Our study included an in-depth analysis of blood loss: estimated blood loss, drain outputs, calculated blood loss, and Hgb change. The equation we used for calculated blood loss is well established and has been used in multiple studies.3,16,17 To thoroughly assess the safety of TXA, we reviewed and documented complications that occurred within 90 days after surgery and that could be attributed to TXA. This study was adequately powered and exceeded the required sample size to detect a difference in one primary outcome measure, perioperative Hgb change, as calculated by the prestudy statistical power analysis.
Our study had several limitations. First, it was a retrospective chart review; documentation could have been incomplete or missing. Second, the study was not randomized and thus subject to drug selection bias. Third, patients were selected for topical TXA on the basis of perceived risk factors, such as prior or family history of DVT, PE, cardiac events, or cerebrovascular events. It was thought that, given the decrease in systemic absorption with topical TXA, these high-risk patients would be less likely to have a thromboembolic event. Their complex past medical histories may explain why the topical TXA group had more cardiac events. Furthermore, 1 orthopedic surgeon used topical TXA exclusively, and the other 3 used it selectively, according to risk factors. In addition, unlike TKA patients, not all THA patients received drains. This study was powered to measure a difference in perioperative Hgb change but may not have been powered to detect the statistically significant difference favoring topical TXA for calculated blood loss in TKA. In the THA group, a statistically significant difference was found for reduced Hgb decrease but not for estimated or calculated blood loss. This finding reinforces some of the disparities in measurements of the effects of blood conservation strategies. The study also lacked a placebo or control group. However, several other studies have found that both IV TXA and topical TXA are superior to placebo in decreasing blood loss, Hgb change, and transfusion requirements.10,12,20,22 In addition, the effects of TXA are based on estimates of blood conservation and are not without their disparities.

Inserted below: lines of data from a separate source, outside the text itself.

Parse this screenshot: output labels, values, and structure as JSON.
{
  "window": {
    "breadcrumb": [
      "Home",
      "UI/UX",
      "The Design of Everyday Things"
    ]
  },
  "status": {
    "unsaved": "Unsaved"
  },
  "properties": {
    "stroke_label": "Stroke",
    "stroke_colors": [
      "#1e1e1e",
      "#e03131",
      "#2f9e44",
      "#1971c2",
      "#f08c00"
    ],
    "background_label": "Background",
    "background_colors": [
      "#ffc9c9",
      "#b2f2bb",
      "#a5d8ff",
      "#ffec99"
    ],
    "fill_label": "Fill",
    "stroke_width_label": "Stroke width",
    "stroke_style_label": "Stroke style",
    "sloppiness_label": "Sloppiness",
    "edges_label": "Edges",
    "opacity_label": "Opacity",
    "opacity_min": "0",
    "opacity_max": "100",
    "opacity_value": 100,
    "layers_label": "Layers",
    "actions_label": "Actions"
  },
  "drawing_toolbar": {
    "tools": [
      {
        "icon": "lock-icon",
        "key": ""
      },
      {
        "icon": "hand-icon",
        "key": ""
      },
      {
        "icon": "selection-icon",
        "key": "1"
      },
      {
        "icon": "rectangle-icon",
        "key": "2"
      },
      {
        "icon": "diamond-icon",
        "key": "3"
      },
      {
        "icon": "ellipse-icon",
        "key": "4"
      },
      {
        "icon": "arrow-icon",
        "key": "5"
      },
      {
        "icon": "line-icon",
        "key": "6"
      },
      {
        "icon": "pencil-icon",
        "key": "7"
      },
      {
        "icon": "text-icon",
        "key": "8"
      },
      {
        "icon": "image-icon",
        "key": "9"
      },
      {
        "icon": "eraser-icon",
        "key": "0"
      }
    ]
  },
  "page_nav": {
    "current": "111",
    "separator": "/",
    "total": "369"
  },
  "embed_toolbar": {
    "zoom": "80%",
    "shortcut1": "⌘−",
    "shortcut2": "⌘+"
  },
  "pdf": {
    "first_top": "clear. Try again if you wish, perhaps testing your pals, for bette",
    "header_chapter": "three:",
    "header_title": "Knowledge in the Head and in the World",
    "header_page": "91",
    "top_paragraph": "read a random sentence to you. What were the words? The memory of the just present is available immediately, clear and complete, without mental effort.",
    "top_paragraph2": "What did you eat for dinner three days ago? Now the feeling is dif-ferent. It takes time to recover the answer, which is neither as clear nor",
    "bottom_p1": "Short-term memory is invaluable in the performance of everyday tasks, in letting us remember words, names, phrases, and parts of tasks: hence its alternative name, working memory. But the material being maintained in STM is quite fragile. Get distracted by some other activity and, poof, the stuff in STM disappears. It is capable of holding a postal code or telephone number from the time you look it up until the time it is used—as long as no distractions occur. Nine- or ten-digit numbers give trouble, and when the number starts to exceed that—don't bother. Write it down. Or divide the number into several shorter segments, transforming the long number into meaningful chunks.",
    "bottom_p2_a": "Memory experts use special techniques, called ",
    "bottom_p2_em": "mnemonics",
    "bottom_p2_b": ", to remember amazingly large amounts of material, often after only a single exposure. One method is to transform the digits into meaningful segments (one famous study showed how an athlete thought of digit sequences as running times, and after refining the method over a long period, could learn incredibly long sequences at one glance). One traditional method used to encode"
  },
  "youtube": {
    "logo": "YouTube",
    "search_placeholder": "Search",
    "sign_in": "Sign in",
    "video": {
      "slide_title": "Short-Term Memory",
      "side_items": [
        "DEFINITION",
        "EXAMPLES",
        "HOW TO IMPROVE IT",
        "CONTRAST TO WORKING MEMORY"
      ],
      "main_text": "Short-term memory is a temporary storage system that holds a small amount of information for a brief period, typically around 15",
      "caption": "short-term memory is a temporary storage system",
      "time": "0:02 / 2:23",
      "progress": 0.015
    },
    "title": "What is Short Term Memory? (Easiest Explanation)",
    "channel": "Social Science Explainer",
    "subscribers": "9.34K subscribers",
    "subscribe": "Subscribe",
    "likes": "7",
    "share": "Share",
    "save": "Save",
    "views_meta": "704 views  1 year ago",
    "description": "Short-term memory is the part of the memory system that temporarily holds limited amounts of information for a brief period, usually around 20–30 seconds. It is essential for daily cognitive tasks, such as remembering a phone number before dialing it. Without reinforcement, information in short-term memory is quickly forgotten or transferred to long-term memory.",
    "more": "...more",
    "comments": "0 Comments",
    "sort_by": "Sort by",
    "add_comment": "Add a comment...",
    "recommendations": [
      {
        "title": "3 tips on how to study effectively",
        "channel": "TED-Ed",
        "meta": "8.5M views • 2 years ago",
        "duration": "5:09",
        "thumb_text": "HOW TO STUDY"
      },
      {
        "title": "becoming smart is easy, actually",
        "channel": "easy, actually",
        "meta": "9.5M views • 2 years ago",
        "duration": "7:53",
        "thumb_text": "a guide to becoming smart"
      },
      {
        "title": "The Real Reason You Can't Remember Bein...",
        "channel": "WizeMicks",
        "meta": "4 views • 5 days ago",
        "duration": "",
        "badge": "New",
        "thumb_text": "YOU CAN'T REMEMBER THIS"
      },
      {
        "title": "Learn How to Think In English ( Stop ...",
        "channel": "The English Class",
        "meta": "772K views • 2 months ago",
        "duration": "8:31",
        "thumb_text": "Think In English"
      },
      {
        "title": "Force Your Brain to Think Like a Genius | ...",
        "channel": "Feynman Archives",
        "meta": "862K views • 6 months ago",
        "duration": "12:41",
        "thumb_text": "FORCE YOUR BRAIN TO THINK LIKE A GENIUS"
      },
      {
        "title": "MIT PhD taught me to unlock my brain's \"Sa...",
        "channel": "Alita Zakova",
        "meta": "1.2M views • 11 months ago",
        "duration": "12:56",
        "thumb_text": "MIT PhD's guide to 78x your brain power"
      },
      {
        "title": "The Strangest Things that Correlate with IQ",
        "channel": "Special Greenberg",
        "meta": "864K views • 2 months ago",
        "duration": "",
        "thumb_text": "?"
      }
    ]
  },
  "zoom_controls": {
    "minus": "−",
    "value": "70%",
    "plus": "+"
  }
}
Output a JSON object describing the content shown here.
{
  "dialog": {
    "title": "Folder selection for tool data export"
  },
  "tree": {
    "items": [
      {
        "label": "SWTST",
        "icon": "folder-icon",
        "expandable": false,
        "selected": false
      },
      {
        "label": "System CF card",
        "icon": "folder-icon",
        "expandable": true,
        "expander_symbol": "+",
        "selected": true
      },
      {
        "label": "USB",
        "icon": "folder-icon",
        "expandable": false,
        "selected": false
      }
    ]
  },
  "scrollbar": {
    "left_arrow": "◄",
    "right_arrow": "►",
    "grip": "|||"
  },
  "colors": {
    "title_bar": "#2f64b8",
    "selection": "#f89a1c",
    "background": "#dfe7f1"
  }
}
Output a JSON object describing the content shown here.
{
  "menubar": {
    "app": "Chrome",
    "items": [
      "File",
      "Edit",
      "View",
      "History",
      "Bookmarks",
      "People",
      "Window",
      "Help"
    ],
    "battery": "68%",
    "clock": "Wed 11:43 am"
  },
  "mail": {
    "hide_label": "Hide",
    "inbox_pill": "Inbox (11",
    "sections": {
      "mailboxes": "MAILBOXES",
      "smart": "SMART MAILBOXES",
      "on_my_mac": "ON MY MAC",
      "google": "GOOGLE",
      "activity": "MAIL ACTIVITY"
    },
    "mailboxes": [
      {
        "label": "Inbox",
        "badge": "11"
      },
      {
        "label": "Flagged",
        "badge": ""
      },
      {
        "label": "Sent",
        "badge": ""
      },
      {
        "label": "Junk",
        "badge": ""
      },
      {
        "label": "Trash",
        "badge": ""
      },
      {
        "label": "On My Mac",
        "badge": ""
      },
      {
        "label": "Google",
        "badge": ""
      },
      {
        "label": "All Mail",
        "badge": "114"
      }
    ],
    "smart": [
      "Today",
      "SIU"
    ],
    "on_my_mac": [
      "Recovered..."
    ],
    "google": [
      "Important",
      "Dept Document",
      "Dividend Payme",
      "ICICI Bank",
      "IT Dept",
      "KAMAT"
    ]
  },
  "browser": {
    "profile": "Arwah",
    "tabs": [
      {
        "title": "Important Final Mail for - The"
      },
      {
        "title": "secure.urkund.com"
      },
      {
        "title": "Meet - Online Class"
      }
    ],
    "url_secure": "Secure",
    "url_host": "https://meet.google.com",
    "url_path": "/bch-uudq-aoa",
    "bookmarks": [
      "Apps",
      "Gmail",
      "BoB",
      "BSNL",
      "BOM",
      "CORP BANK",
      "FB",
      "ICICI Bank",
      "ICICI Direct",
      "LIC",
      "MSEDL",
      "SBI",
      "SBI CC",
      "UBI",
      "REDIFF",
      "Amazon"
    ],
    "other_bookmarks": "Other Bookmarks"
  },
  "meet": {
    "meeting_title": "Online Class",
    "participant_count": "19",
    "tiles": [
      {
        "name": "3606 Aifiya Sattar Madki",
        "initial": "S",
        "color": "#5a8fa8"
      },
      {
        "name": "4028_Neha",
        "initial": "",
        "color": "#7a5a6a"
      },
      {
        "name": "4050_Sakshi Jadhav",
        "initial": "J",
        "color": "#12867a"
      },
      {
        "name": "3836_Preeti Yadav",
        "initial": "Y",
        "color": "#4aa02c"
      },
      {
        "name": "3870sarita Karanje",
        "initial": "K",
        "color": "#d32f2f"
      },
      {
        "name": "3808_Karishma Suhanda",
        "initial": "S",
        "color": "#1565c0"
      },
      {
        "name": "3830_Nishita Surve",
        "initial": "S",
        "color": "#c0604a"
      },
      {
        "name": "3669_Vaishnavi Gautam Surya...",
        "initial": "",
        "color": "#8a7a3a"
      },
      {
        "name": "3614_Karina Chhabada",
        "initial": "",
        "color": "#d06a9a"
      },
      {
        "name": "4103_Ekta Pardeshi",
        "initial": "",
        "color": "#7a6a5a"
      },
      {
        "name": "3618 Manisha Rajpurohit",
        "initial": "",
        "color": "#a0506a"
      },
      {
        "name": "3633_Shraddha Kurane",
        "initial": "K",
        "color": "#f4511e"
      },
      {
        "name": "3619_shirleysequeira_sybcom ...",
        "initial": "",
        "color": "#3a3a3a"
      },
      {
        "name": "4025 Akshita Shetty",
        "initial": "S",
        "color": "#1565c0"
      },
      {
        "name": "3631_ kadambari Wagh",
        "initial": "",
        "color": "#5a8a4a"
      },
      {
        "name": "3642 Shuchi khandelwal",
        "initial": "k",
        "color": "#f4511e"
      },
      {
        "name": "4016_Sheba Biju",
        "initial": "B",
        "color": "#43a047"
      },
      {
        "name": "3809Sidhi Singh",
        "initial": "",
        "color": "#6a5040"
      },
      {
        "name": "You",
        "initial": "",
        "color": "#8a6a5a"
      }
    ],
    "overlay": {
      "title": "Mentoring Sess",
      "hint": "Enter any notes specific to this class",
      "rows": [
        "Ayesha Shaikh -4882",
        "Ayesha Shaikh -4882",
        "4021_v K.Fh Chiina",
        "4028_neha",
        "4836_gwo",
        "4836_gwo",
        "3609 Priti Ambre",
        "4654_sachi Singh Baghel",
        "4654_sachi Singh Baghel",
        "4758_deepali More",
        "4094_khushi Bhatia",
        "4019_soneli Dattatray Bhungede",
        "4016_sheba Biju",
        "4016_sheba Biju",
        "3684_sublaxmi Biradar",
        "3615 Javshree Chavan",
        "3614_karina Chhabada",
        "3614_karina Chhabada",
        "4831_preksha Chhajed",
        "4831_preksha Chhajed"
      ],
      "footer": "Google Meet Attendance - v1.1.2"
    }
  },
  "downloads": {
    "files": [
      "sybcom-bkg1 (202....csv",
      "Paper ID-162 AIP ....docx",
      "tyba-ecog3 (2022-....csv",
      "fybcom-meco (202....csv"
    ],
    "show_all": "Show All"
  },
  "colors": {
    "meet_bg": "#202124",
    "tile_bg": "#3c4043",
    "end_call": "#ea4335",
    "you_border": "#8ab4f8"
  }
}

The present study found that both IV TXA and topical TXA were effective in decreasing blood loss, Hgb levels, and need for transfusion after THA and TKA. Topical TXA appears to be more effective than IV TXA in preventing Hgb decrease during THA and TKA and calculated blood loss during TKA. This increased efficacy comes with a higher cost. Thromboembolic complications were similar between groups. More studies are needed to compare the efficacy and safety profiles of topical TXA against the routine standard of IV TXA, especially in patients with perceived contraindications to IV TXA.